Roy W. Breitenbach, a lawyer for the two doctor associations, said UnitedHealthcare’s change to the physician network violated the contract, which he said can only be terminated on the anniversary date of the contractual agreement, which is a different date for each doctor.
“We’re strictly looking to vindicate contract rights,” Breitenbach told the judge.
The Fairfield County Medical Association and the Hartford County Medical Association teamed up in suing UnitedHealthcare after the insurer sent out letters, beginning in October, informing doctors they would be dropped from its Medicare Advantage network as of Feb. 1. The doctors would remain in-network for other UnitedHealthcare plans, such as commercial insurance offered by employers that used UnitedHealthcare as their insurer.
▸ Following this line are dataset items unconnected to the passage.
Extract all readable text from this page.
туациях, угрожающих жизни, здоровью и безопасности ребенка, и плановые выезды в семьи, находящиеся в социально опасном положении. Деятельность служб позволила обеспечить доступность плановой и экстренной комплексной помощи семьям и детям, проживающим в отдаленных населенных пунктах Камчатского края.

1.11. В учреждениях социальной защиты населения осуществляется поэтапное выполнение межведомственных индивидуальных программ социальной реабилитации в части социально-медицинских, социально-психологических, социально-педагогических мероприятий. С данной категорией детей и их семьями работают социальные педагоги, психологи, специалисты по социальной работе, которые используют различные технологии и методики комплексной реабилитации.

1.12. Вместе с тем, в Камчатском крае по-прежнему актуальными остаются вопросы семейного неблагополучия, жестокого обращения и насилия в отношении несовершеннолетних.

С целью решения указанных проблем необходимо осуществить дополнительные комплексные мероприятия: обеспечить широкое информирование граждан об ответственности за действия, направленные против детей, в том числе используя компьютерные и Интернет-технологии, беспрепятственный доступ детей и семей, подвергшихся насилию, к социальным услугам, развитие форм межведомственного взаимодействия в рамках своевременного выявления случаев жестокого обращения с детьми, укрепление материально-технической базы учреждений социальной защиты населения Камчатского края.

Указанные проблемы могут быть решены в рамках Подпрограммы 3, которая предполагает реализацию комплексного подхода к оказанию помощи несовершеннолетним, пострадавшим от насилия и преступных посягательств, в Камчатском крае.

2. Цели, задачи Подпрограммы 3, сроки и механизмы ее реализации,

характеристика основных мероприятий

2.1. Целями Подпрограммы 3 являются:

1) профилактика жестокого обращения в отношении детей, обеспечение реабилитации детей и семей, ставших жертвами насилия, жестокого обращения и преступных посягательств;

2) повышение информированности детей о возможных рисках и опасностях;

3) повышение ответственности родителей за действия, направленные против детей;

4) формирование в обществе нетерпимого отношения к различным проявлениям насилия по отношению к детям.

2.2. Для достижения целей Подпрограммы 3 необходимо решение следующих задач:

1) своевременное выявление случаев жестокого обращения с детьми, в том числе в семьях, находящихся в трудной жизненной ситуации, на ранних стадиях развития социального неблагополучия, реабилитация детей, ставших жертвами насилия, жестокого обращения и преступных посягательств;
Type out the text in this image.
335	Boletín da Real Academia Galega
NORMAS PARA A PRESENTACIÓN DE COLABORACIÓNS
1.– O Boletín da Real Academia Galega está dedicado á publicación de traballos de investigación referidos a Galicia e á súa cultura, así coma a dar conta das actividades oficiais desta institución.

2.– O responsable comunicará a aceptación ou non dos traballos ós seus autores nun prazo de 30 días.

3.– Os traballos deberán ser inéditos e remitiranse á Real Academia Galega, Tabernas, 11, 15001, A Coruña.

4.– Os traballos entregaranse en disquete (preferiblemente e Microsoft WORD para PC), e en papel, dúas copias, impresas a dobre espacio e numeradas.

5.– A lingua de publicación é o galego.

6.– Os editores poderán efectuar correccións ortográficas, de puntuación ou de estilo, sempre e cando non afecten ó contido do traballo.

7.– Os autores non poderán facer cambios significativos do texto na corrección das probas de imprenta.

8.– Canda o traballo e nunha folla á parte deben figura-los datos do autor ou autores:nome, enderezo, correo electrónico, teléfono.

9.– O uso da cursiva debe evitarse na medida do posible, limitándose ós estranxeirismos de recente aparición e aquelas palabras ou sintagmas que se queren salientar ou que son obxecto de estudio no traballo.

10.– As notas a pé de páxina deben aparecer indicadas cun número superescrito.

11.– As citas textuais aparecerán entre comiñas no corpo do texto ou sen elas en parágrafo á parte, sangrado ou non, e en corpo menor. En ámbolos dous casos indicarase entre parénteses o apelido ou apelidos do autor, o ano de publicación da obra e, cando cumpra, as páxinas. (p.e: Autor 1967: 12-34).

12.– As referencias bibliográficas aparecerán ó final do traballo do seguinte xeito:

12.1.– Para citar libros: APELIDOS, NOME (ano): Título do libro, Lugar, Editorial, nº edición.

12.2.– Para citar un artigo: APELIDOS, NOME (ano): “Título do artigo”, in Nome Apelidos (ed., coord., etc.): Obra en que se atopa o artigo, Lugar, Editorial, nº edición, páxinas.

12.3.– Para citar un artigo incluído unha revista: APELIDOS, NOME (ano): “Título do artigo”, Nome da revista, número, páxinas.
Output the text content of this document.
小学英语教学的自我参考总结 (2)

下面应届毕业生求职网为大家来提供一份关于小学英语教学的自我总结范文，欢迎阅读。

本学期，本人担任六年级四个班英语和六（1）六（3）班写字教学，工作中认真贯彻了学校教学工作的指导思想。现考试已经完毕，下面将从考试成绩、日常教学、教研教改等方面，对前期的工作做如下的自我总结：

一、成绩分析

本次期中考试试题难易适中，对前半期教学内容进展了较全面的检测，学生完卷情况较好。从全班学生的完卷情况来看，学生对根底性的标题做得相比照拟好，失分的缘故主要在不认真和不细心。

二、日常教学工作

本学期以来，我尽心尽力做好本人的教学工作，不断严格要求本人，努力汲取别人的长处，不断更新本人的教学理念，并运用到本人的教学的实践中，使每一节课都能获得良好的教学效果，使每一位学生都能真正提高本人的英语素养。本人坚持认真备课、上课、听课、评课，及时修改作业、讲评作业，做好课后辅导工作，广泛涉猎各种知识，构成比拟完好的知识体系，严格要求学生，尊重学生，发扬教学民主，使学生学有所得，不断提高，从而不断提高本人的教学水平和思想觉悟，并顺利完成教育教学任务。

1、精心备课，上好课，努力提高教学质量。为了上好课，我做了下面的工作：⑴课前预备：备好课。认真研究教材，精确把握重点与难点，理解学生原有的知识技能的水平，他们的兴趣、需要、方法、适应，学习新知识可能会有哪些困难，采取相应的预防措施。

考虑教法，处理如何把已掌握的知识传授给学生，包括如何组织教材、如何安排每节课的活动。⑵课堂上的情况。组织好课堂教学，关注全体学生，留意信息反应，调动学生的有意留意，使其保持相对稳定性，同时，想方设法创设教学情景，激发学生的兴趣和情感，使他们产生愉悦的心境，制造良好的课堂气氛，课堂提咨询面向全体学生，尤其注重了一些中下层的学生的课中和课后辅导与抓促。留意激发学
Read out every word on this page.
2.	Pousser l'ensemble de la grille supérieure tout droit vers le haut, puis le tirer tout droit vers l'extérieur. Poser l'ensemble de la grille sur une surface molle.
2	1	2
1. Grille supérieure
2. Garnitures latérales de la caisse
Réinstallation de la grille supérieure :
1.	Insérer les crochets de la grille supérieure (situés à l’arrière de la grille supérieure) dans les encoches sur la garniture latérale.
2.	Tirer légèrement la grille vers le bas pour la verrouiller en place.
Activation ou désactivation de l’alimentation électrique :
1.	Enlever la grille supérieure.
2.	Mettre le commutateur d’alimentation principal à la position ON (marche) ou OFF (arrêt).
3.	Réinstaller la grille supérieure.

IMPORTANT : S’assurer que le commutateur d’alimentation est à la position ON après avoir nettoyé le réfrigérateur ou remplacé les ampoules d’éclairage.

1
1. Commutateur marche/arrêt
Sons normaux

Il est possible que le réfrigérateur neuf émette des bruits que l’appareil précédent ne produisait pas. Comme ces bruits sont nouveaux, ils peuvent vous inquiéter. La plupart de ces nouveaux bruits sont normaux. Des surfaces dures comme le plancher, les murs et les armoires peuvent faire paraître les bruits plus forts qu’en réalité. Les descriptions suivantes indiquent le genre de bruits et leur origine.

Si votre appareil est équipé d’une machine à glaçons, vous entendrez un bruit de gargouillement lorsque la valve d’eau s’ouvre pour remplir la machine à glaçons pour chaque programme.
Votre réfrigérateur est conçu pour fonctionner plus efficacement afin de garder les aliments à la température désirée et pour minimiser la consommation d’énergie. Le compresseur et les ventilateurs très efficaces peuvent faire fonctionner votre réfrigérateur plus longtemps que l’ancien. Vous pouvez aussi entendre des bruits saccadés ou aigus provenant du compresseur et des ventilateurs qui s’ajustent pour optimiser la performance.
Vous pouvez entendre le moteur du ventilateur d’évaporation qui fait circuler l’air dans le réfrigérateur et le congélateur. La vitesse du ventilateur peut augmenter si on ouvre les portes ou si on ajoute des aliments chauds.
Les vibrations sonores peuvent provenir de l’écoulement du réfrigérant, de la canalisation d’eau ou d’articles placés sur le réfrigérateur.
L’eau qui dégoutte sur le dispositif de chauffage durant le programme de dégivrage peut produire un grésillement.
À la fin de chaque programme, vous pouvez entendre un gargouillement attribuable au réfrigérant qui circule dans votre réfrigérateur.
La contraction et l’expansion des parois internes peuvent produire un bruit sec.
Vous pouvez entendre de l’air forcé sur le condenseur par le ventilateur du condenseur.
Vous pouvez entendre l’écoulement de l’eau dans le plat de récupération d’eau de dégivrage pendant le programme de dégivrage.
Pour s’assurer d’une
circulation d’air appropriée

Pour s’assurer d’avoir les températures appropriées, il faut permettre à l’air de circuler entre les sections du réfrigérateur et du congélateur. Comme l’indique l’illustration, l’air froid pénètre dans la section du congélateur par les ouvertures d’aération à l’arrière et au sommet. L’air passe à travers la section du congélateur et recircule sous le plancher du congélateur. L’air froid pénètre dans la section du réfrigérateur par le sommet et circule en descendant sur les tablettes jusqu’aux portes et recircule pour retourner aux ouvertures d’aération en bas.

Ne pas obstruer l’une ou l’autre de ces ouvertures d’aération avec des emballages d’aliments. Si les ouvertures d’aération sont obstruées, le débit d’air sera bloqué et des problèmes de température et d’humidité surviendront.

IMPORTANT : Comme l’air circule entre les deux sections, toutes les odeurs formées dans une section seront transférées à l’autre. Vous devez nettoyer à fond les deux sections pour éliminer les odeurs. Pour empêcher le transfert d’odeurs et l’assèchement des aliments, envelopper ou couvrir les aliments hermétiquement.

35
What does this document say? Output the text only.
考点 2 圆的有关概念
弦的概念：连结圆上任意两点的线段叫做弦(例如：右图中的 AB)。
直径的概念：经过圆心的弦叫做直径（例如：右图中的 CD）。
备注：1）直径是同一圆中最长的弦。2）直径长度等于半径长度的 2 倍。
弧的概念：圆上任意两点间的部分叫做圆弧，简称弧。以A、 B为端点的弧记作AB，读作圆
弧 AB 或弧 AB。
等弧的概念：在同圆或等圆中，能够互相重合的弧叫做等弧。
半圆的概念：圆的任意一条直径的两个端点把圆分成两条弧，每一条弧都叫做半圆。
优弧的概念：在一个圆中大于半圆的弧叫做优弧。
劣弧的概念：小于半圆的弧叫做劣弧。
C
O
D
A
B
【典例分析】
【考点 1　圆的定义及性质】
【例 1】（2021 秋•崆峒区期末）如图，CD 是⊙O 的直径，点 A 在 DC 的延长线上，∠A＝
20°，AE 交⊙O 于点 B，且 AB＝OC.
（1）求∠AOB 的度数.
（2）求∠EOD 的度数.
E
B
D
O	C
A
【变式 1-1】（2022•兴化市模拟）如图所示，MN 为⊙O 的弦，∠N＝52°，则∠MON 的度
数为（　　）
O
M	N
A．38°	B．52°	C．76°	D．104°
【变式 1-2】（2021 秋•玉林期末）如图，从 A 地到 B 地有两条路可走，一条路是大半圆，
One of UnitedHealthcare’s several attorneys in the case, William H. Jordan, said UnitedHealthcare cut its network with permission from the U.S. Centers for Medicare & Medicaid Services. Judge Underhill took issue with that assessment, saying that federal Medicare officials appeared only to be approving the 90 days’ notice that UnitedHealthcare gave to doctors — not the substance of the letter.
Jordan replied, “I think it’s much more than the ministerial or procedural issue.”
Lawyers for the doctor associations want a temporary injunction to keep the doctors in-network until the matter is resolved in court.
UnitedHealthcare argued that there are a number of reasons why the insurer should not reverse the network cuts, including federal procedural issues, Jordan said, though he did not specify what the issues are. He also said that customers have already been told of the cuts and that the new networks have been publicized online, and to change them now would confuse people.
Underhill responded, “These are problems that United has brought upon itself … the source of the confusion is the seemingly incorrect interpretation of the contract.”
The court went into recess without a decision about the temporary injunction. Underhill asked attorneys for UnitedHealthcare to provide an affidavit showing a previous unilateral termination of doctors without cause and without consent, to illustrate what has been done in the past. He also asked the medical associations for an affidavit that would illustrate how previous terminations have been handled.
Medicare is federal government-funded health insurance primarily for people 65 and older. Medicare Advantage is a version of Medicare Parts A and B, hospital and medical coverage, administered by private insurers.